Distress beacons save lives - two yacht rescues completed
Distress beacons save lives - two yacht rescues completed safely
19 November 2017
Both solo-yachtsman whose vessels were badly damaged north of New Zealand at the weekend have been rescued successfully because they had distress beacons.
Weather conditions had been bad, with winds up to 50 knots and five metre waves.
Rescue Coordination Centre New Zealand (RCCNZ) Search and Rescue Mission Coordinator Dave Wilson said both yachts were well equipped, and the yachtsmen were saved because they could activate their distress beacons.
"Waterproof communications saves lives," Mr Wilson said. "Without maritime radios and distress beacons they would not have been able to tell us they were in trouble."
Today after 5pm, a 67year-old Norwegian yachtsman was picked up by the container ship, Southern Lily, about 140 nautical miles north east of Cape Brett. The man is in good health.
Southern Lily had diverted to rescue the yachtsman and will now resume its voyage to Auckland, where it should arrive tomorrow afternoon.
The damaged yacht, Ilanga, is now drifting and a navigation warning has been issued.
Ilanga had suffered mast and sail damage, a broken window, and a fire in an electrical panel.
Meanwhile, yesterday afternoon, a Kiwi yachtsman was rescued from his life raft after his yacht, Waimanu, sank 90 nautical miles east of Norfolk Island.

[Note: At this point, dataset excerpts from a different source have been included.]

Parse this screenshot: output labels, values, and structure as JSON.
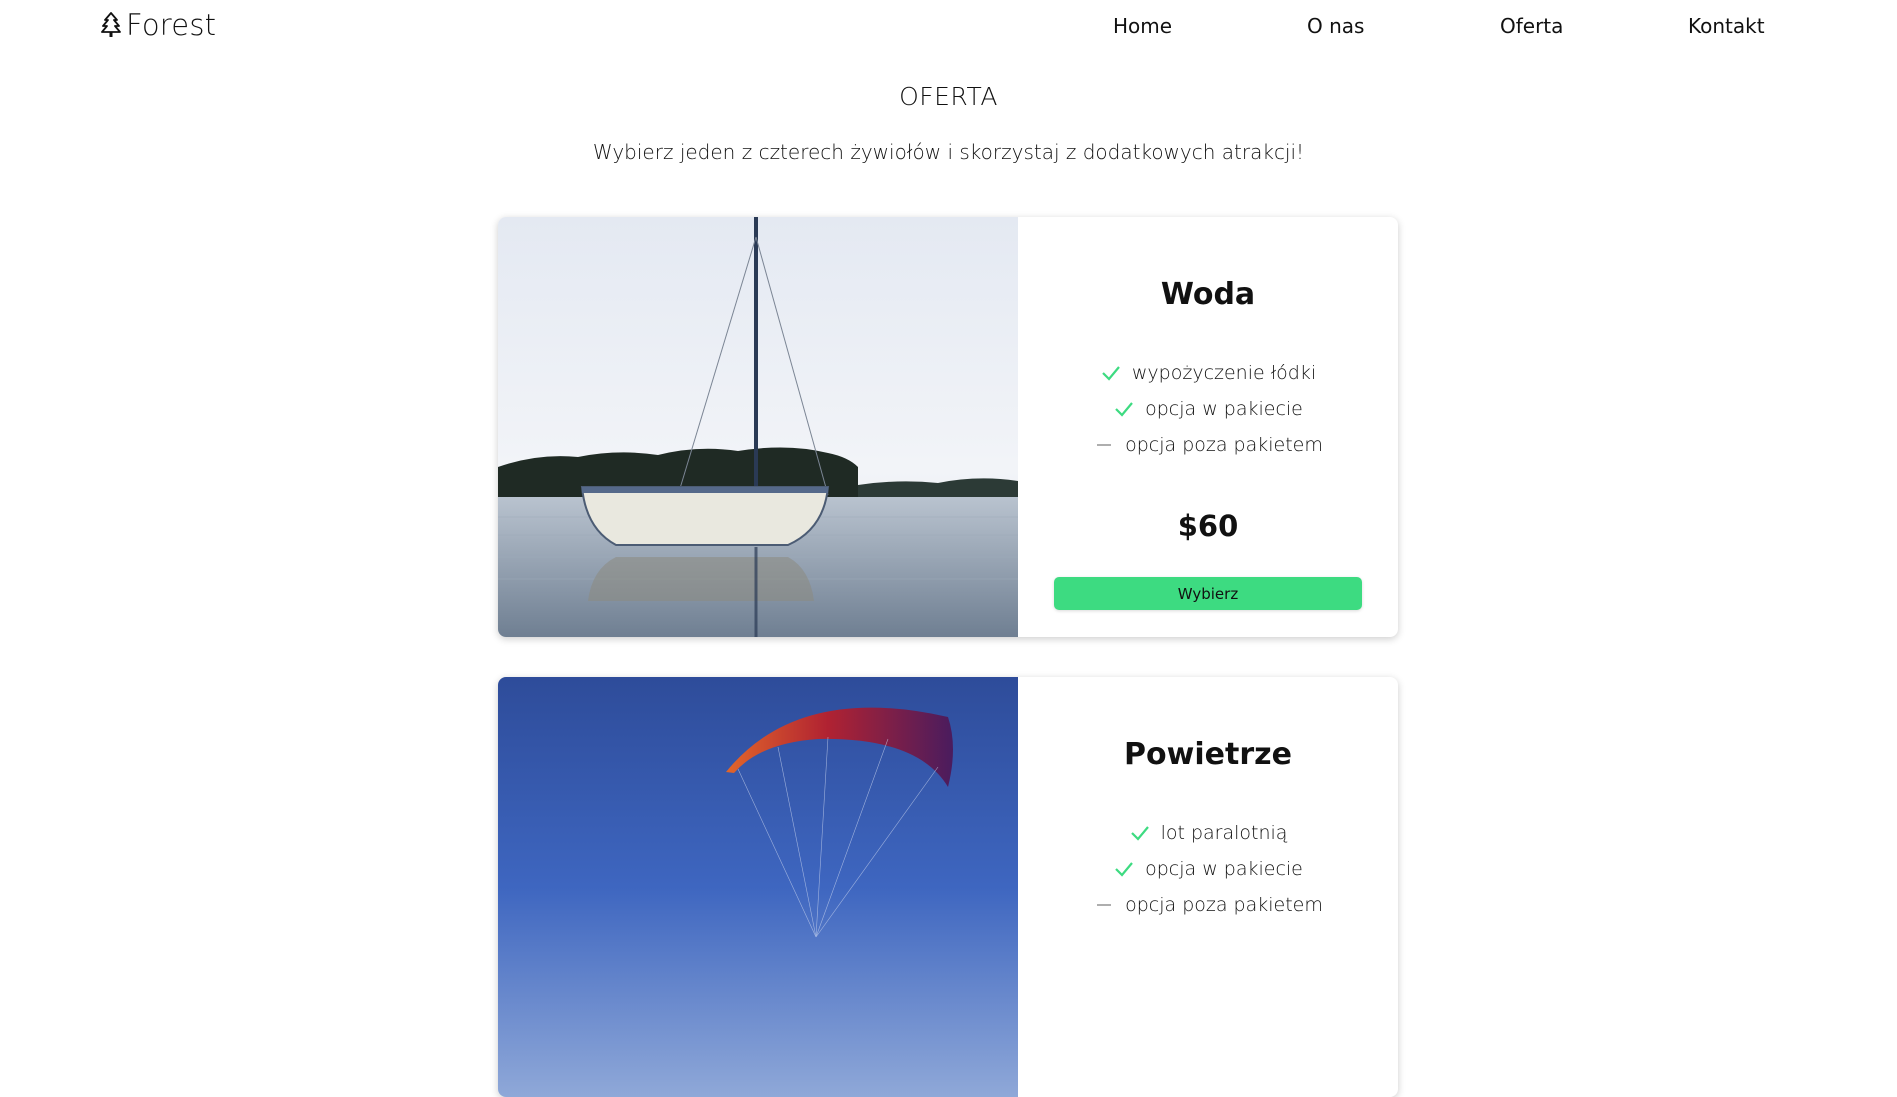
{
  "header": {
    "brand": "Forest",
    "brand_icon": "tree-icon",
    "nav": [
      "Home",
      "O nas",
      "Oferta",
      "Kontakt"
    ]
  },
  "section": {
    "title": "OFERTA",
    "subtitle": "Wybierz jeden z czterech żywiołów i skorzystaj z dodatkowych atrakcji!"
  },
  "colors": {
    "accent": "#3ddb81",
    "check": "#3ddb81",
    "dash": "#999999"
  },
  "offers": [
    {
      "title": "Woda",
      "image": "sailboat-on-lake-photo",
      "features": [
        {
          "icon": "check-icon",
          "text": "wypożyczenie łódki"
        },
        {
          "icon": "check-icon",
          "text": "opcja w pakiecie"
        },
        {
          "icon": "dash-icon",
          "text": "opcja poza pakietem"
        }
      ],
      "price": "$60",
      "button": "Wybierz"
    },
    {
      "title": "Powietrze",
      "image": "paraglider-in-sky-photo",
      "features": [
        {
          "icon": "check-icon",
          "text": "lot paralotnią"
        },
        {
          "icon": "check-icon",
          "text": "opcja w pakiecie"
        },
        {
          "icon": "dash-icon",
          "text": "opcja poza pakietem"
        }
      ]
    }
  ]
}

He was rescued by the cargo ship, Norfolk Guardian, which was bound for Norfolk Island. Currently, Norfolk Guardian is sheltering north east of the Island. Strong wind and heavy seas are preventing it berthing. The ship and all on board are safe and well.
New Zealand Defence Force aircraft assisted in both rescues. They located Ilanga and Waimanu's life raft and guided the rescue ships to them.
"Search and rescue is a team effort," Mr Wilson said. "RCCNZ, NZ Defence Force and the cargo ships worked together, and the yachtsman had made sure they were well-prepared with safety equipment.
"Without everyone's efforts, including the yachtsmen's preparation, the outcomes could have been tragic."